= Ina Nobuo Award =

Japanese photography award

The Ina Nobuo Award (伊奈信男賞, Ina-Nobuo-shō) is given annually by the Nikon Salon, an organization of exhibition spaces in Japan that is sponsored by Nikon Corporation. The award was started in 1976; it is named in honor of Nobuo Ina, a photography critic who headed the Nikon Salon from 1968 until his death in 1978.

The award is given to the photographer of what is judged to have been the most outstanding exhibition held in a Nikon Salon within the year running from October through September.
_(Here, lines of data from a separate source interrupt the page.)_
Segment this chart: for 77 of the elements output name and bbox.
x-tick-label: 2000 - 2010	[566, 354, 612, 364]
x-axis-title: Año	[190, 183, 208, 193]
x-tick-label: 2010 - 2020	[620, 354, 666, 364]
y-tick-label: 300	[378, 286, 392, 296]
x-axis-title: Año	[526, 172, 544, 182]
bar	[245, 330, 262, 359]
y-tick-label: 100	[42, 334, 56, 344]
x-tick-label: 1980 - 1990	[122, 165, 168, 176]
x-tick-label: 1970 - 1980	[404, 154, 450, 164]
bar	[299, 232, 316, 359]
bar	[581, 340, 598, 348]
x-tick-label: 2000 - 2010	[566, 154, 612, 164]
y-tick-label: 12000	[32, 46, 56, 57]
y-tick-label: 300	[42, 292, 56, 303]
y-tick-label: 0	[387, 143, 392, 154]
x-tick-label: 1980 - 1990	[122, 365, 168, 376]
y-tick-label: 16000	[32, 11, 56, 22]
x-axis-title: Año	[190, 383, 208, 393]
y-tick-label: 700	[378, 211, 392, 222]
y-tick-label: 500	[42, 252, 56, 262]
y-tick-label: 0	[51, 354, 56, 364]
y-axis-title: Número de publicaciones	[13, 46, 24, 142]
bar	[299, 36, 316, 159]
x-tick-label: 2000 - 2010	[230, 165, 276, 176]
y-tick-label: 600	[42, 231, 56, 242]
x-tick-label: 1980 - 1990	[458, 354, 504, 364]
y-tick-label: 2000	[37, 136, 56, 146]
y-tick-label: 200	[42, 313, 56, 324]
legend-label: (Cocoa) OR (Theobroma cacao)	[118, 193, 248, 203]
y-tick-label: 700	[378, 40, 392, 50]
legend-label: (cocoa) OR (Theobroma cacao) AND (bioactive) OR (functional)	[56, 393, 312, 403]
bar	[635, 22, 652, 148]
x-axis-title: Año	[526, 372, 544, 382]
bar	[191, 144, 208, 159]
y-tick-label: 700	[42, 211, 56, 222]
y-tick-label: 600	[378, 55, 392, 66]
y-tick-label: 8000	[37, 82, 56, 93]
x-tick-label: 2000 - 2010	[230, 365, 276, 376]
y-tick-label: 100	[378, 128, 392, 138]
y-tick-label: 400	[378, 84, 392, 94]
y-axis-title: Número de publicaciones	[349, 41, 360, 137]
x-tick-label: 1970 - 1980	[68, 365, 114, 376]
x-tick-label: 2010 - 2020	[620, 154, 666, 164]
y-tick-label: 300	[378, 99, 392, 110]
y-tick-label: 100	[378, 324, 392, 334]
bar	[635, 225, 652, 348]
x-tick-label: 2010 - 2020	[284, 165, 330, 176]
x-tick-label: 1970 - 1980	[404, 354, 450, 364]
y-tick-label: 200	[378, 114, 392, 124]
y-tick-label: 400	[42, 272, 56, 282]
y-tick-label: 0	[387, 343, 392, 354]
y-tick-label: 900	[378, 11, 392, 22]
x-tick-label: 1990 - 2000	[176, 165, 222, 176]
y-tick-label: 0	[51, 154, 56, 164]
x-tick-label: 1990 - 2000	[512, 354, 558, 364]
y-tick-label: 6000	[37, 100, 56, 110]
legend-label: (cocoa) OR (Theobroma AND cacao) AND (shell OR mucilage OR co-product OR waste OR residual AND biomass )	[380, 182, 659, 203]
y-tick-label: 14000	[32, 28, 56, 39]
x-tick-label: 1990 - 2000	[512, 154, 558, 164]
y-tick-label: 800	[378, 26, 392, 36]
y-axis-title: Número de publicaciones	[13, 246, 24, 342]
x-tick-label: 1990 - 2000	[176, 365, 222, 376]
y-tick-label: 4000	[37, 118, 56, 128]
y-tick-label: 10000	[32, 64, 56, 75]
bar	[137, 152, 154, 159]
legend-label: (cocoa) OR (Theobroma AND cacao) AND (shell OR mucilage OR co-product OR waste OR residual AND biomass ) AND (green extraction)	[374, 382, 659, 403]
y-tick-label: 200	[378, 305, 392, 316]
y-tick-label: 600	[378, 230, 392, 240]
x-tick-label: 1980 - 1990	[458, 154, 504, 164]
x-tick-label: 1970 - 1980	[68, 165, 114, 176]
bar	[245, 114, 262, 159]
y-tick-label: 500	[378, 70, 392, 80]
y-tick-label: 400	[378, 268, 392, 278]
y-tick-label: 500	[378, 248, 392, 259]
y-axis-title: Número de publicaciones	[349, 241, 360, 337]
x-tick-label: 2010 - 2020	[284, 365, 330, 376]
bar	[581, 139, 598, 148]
As of 2014, the award consists of a statuette, one million yen, and a Nikon D4S camera body and lenses (AF-S NIKKOR 50mm F1.4G).

==Recipients==

Awards
|  | Year | Photographer |
|---|---|---|
| 1 | 1976 | Gashō Yamamura |
| 2 | 1977 | Masahisa Fukase |
| 3 | 1978 | Hiromi Tsuchida |
| 4 | 1979 | Satoshi Kuribayashi |
| 5 | 1980 | Bishin Jumonji |
| 6 | 1981 | Meitoku Itō |
| 7 | 1982 | Shinzō Hanabusa, Shisei Kuwabara |
| 8 | 1983 | Gorō Nakamura |
| 9 | 1984 | Akihisa Masuda |
| 10 | 1985 | Masao Gozu |
| 11 | 1986 | Shigeichi Nagano |
| 12 | 1987 | Ichirō Tsuda |
| 13 | 1988 | Hiroh Kikai |
| 14 | 1989 | Noriaki Yokosuka |
| 15 | 1990 | Chuyung Yoon |
| 16 | 1991 | Akihiro Sakaki (ja) |
| 17 | 1992 | Kiyoshi Suzuki |
| 18 | 1993 | Kunihiro Suzuki |
| 19 | 1994 | Eimu Arino |
| 20 | 1995 | Hiromi Eguchi |
| 21 | 1996 | Yoshikazu Minami |
| 22 | 1997 | Michio Yamauchi |
| 23 | 1998 | Dale Caruso |
| 24 | 1999 | Shunji Dodo |
| 25 | 2000 | Hideaki Uchiyama (ja) |
| 26 | 2001 | Hiroshi Yamazaki |
| 27 | 2002 | Seiichi Furuya |
| 28 | 2003 | Hiroshi Ōshima |
| 29 | 2004 | Kiyotaka Shishito |
| 30 | 2005 | Nobuo Shimose |
| 31 | 2006 | Chihiro Minato |
| 32 | 2007 | Keizō Kitajima |
| 33 | 2008 | Kenshichi Heshiki |
| 34 | 2009 | Jun'ichi Ōta |
| 35 | 2010 | Hitoshi Fugo |
| 36 | 2011 | Yi Sangil |
| 37 | 2012 | Brian Y. Sato |
| 38 | 2013 | Kōgorō Suzuki |
| 39 | 2014 | Osamu Kanemura |

==Bibliography==
- Ina-Nobuo-shō 20nen (伊奈信男賞20年) / Ina Nobuo Award '76-'95. "Nikon Salon Books 23." Tokyo: Nikon, 1996. An excellently-printed selection of the award-winning works. Text in Japanese only.